Can 100% be a problem. A middle class child isn't "boasting" when they say they're going riding tonight/on holiday in the summer. Children harp on anything that's different, so a different lifestyle will be one. Same with learning aspirations. Eg at some schools doing your homework + trying hard makes you a bullying target.

And good luck with saying to the school "my child is being bullied for being middle class". You'll get as much sympathy as this thread unfortunately.

iamtheblcksheep · 05/05/2024 20:10

My dad was a miner who contracted after the strike of 85. He was making £1500 a week in 1988. My mum had a good job already. We lived in a huge house and had new cars, holidays to Florida etc.
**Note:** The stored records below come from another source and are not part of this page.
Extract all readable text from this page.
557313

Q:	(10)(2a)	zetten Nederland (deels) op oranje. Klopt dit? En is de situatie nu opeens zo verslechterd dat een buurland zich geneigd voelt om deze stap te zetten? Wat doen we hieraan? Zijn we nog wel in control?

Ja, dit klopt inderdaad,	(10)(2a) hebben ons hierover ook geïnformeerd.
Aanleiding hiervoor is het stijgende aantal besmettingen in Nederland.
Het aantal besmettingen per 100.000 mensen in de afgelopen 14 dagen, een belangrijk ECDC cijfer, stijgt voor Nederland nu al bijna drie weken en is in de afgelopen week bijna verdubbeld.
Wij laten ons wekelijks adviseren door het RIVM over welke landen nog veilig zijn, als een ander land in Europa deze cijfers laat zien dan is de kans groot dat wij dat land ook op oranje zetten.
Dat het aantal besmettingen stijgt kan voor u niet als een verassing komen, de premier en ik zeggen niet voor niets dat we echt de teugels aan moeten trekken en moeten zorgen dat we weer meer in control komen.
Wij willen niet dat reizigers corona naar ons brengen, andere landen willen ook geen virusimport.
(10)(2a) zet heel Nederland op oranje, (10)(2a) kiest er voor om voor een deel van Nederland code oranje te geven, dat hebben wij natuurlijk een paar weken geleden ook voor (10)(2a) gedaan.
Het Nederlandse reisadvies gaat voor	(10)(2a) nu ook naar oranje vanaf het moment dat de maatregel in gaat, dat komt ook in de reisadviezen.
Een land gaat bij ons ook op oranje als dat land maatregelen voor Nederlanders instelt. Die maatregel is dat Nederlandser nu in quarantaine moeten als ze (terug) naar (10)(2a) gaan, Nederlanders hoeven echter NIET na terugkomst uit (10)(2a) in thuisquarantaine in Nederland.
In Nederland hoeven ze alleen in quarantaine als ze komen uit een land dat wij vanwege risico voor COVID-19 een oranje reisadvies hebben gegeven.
I wasn’t bullied for being middle class but in a pit village where nobody had fuck all, the girl who lived in the old vicarage five times the size of everybody else’s house stood out a bit and I was treated differently.

MumChp · 05/05/2024 20:12

Tbh is the difference that big in 2024?

Vastlyoverrated · 05/05/2024 20:12

I just didn't 'fit' in my primary and my children didn't 'fit' in one of the schools they attended. My foreign husband was ignored at the school gate for the entire year. We moved to a more diverse area at top primary and it was much better and found lots of like-minded people. Not everywhere is the same at all, despite wishing it were this way.

ThisIsNotARealAvo · 05/05/2024 20:14

This was my experience at secondary school. Bullied for being posh, living in a big house and called a snob even though I wasn't one. Snob just meant you didn't have the local accent. Things improved when were taught in sets and there were other kids around from more similar backgrounds to mine. I remember thinking it was so unfair that they could be horrible to me for living in a big house and I couldn't say anything back.